Net loss: $2.4 billion, vs. $3.8 billion profit
EBIT: $6 billion (–22%)
Revenue: $74.7 billion (+19%)
Margin: 8.1%
NA profit: $4.9 billion (+55%)

Net income: $8.2 billion (+34%)
EBIT: $12.7 billion (+44%)
Revenue: $89.7 billion (+17%)
Margin: 14.1%
Adjusted NA income: $7.8 billion (+54%)

Source: Company reports
General Motors reported 40 percent lower net income from the year-earlier period, largely because of the shortage, but reaffirmed its full-year adjusted earnings guidance. The chip shortage dragged GM’s U.S. sales down 15 percent in the quarter.
Both declines were driven in part by GM’s need to hold 95,000 vehicles at the end of the quarter until it could get parts they were missing. The automaker began shipping those vehicles to dealerships in late July and expects to deliver them all by year end.
“We’ve been dealing with some of these chip issues for the last couple of years. This one was a little bit late-breaking, which affected the volume and the mix in the quarter,” CFO Paul Jacobson told analysts last week. “Otherwise, I think it was a really good quarter, and we feel good about making up all of that volume in the back half of the year.”
GM had 250,000 vehicles available in retail inventory last week, Jacobson said. Much of it was in transit to dealerships.
Ford Motor Co., in contrast, reported a 19 percent higher profit in the second quarter, compared with the year-earlier period. Ford attributed some of the jump to a 35 percent increase in wholesale shipments. CFO John Lawler said Ford reduced its backlog of vehicles awaiting chips or related components to 18,000, from 53,000 in the first quarter.
Stellantis also has showed significant improvement this year, posting its highest North American profit margin since being formed in last year’s merger of Fiat Chrysler Automobiles and PSA Group.
The company, which reports full results at six-month intervals instead of by quarter, said its shipments in North America rose 10 percent on strong demand for new or updated Jeep nameplates and the Chrysler Pacifica.
Volkswagen Group, Nissan Motor Co. and Mitsubishi Motors Corp., which also reported earnings last week, said they foresee chip availability improving in the months ahead.
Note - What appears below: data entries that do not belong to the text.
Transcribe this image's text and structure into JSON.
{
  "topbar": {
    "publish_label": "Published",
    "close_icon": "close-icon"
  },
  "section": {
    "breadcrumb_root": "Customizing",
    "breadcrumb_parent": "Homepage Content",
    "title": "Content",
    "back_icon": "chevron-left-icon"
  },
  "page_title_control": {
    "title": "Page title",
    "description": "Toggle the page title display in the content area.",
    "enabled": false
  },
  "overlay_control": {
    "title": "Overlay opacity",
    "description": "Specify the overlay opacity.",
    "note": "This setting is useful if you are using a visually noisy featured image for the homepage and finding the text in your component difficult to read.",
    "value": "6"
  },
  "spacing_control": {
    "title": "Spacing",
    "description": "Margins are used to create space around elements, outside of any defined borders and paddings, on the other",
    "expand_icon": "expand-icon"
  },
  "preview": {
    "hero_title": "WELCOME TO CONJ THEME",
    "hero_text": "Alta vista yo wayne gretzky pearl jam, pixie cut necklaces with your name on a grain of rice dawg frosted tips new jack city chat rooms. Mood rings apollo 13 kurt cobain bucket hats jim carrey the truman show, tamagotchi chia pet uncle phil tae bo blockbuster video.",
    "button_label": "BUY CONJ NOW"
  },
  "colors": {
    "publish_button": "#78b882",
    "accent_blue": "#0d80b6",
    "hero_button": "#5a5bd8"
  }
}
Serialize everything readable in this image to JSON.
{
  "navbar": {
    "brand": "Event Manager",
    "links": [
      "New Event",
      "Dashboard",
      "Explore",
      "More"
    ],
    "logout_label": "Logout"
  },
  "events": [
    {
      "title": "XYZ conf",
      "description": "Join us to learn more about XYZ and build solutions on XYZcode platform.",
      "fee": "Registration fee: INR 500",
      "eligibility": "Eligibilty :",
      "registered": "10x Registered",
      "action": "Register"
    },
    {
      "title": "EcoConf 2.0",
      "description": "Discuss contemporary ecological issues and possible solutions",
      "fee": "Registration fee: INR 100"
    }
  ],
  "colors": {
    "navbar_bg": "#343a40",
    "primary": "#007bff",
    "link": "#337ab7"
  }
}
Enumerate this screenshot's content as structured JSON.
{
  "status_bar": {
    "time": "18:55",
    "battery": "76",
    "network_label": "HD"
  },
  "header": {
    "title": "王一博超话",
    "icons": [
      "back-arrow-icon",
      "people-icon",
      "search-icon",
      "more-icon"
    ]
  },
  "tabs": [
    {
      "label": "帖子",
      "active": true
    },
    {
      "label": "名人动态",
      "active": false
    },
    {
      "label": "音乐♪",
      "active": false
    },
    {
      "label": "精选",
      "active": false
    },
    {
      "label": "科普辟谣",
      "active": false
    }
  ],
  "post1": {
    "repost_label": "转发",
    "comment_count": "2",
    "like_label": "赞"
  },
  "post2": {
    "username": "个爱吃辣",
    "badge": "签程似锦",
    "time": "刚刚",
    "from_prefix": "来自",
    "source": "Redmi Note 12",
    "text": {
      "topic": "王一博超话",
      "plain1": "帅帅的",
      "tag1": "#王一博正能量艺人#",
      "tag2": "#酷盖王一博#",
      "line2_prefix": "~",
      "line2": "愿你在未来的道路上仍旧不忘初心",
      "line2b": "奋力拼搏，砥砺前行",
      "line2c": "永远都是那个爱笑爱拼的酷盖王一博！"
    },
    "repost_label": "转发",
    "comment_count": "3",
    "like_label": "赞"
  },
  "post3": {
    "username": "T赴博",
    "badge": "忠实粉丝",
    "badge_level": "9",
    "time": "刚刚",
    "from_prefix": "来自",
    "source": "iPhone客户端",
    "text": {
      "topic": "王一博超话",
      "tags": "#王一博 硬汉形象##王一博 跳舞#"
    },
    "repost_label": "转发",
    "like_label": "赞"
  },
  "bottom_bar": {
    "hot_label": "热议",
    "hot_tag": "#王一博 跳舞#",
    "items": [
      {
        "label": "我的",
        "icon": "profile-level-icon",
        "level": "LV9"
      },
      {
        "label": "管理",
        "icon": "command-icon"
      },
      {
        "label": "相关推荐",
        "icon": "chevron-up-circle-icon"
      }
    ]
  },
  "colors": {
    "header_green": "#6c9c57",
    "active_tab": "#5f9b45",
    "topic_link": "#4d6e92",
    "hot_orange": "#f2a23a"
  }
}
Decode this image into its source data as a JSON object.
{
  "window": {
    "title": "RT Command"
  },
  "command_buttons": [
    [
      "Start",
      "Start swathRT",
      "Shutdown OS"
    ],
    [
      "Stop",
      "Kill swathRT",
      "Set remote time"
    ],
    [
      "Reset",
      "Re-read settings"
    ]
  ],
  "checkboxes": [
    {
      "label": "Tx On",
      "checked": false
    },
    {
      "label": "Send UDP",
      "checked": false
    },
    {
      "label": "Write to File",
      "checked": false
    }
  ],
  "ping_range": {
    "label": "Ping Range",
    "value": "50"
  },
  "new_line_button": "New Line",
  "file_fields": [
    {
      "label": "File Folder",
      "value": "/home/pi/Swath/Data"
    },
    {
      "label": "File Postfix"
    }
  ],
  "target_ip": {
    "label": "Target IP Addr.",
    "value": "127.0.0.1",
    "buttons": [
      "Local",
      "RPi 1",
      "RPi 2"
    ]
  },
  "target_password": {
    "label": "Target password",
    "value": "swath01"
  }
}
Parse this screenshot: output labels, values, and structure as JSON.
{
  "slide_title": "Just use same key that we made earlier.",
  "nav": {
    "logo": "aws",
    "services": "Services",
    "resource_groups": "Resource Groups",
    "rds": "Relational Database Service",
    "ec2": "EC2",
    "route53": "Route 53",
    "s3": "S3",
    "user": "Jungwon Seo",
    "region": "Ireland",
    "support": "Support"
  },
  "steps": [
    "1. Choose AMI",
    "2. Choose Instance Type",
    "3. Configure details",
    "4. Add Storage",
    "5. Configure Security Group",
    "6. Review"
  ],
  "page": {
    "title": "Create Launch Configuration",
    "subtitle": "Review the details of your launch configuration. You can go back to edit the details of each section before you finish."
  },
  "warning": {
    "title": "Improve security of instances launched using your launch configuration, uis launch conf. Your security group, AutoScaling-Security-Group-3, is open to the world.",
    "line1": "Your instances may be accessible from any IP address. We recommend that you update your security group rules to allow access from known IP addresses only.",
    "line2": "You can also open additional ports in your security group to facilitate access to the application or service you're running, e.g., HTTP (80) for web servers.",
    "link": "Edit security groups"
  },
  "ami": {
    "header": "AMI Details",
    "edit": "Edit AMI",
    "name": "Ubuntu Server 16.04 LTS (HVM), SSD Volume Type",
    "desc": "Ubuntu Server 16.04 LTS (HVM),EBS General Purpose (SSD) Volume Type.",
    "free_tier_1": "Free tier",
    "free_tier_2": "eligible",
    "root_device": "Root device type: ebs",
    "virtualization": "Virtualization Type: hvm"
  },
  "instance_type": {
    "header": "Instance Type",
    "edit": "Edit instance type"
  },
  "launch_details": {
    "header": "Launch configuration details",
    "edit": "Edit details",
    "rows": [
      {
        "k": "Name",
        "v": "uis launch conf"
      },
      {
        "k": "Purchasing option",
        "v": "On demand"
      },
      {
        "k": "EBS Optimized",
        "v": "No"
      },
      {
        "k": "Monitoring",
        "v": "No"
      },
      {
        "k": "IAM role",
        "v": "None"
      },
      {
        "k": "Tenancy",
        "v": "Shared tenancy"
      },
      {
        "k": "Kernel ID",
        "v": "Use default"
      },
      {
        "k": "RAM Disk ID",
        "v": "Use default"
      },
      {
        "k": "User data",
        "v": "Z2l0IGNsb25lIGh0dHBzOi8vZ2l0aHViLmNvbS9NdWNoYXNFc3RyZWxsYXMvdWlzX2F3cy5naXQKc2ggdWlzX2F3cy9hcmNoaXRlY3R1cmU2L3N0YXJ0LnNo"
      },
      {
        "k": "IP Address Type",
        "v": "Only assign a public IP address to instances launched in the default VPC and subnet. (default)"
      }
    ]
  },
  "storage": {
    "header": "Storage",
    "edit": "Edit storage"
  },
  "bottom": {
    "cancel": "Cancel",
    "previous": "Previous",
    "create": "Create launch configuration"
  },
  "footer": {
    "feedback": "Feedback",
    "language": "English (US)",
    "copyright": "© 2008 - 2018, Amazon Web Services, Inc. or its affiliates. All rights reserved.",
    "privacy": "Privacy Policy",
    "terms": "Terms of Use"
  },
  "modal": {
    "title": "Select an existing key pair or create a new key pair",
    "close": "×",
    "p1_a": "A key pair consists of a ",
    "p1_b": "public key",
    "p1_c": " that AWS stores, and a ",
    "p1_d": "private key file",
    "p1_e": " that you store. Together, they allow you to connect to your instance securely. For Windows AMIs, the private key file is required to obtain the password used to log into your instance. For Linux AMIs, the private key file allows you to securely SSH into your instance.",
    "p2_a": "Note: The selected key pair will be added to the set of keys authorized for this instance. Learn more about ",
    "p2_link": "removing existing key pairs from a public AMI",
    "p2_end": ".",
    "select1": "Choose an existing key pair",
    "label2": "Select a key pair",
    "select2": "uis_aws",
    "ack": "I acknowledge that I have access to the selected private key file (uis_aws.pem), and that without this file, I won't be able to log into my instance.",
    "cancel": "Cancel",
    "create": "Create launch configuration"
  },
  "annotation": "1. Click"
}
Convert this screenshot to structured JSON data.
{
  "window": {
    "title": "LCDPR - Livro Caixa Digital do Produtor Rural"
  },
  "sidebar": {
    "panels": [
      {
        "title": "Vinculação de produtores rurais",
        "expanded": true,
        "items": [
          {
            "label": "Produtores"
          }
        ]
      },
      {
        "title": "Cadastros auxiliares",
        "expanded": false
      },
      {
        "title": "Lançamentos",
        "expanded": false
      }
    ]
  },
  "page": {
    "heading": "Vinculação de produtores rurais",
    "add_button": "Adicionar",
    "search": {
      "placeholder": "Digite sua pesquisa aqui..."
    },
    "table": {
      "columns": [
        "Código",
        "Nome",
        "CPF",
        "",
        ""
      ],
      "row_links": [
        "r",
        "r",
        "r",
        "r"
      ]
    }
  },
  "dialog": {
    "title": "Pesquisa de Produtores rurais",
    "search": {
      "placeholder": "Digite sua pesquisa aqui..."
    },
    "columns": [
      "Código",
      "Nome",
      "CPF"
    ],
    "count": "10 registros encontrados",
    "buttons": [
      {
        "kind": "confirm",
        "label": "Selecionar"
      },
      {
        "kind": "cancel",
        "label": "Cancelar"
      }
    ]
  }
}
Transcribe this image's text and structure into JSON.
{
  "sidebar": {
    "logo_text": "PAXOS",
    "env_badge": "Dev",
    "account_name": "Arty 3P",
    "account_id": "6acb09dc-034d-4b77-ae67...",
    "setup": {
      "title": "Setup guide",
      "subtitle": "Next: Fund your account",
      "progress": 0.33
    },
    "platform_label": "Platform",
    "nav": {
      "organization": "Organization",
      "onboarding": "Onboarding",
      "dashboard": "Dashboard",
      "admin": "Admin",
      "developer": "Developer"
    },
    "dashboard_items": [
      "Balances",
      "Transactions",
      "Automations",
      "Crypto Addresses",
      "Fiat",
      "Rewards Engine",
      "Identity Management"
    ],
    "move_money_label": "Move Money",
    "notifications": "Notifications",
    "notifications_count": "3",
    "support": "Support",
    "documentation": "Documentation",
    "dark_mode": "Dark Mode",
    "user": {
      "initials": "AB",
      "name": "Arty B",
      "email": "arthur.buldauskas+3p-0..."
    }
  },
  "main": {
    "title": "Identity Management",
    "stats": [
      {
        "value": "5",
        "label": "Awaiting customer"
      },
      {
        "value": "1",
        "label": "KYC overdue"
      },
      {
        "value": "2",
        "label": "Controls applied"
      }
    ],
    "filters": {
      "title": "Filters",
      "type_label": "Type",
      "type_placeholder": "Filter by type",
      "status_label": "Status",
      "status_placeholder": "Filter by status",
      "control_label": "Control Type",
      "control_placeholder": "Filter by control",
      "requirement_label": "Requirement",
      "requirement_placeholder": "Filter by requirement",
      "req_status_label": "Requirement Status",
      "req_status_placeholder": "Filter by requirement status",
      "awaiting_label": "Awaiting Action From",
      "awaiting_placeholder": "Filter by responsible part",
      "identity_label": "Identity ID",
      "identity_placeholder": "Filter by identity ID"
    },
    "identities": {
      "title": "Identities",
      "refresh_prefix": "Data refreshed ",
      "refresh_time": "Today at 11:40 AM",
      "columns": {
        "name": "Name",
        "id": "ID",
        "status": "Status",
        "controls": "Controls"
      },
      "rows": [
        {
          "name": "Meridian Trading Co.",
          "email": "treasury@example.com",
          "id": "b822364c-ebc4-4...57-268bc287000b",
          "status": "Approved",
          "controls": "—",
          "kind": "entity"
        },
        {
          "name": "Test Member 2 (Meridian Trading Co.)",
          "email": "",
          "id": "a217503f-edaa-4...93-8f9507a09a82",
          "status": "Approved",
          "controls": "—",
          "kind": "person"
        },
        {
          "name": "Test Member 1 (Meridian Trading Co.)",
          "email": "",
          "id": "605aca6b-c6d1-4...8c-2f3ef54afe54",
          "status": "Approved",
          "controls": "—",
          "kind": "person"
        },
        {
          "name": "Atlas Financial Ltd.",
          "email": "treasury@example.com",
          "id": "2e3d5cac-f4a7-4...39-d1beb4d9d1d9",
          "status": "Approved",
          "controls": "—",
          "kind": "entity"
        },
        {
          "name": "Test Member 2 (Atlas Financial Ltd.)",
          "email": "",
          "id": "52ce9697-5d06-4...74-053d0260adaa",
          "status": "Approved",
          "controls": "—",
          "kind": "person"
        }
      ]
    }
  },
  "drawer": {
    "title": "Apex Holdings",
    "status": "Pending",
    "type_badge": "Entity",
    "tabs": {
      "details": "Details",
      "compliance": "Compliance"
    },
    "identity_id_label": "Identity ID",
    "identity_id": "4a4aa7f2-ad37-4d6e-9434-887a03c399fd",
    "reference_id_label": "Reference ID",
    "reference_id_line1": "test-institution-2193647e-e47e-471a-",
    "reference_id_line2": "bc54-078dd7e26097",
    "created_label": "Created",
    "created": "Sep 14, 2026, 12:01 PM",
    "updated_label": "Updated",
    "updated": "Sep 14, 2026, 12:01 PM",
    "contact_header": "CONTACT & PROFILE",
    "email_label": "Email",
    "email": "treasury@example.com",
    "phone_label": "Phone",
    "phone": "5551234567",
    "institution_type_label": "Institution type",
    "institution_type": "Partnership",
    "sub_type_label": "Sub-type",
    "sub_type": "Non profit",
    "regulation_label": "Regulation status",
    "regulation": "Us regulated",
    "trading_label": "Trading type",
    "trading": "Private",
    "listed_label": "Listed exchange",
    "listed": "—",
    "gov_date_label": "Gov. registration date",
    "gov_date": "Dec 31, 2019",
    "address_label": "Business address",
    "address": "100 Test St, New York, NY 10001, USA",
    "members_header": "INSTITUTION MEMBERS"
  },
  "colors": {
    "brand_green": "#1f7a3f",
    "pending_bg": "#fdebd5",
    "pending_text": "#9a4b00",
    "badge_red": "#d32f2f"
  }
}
Volkswagen added that the war between Russia and Ukraine and threats to Europe’s energy supply could hurt its financial results.
Stellantis CFO Richard Palmer was less optimistic about chip supplies than other automaker executives, forecasting that they’ll remain scarce through the rest of 2022.
“I think it’s improving,” he said, “but it’s a slow process.”
Despite low inventory levels and price increases on many important materials, automakers continued cashing in on new-vehicle demand.
For GM, half of the inflation experienced in the quarter was driven by commodity costs. The other half related to logistics and other supply chain challenges, Jacobson said.
“Pricing remains strong,” Jacobson said, “and it’s held up more than we estimated at the beginning of the year, helping to partially offset the incremental commodity costs.”
GM’s average transaction price increased 5 percent to $50,261, according to Cox Automotive. Stellantis’ average jumped 12 percent to $54,065, and Ford’s climbed nearly 10 percent to $51,995, Cox said.
“Until production increases and inventory builds, we see demand continuing to be high,” Krebs said, “and so we would expect pricing to stay relatively high.”
At the same time, the automakers are saving money by not having to offer much in the way of incentives.
The average discount fell to $1,201 per vehicle for Ford, $1,906 for Stellantis and $1,705 for GM, Cox said.
Ford’s Lawler said the automaker anticipates strong demand through the rest of the year, despite economists’ concerns about a possible recession.
“The industry is still running stronger than what we can supply,” Lawler said. “At this point, we’ve not seen it slow down.”
Michael Martinez and Vince Bond Jr. contributed to this report.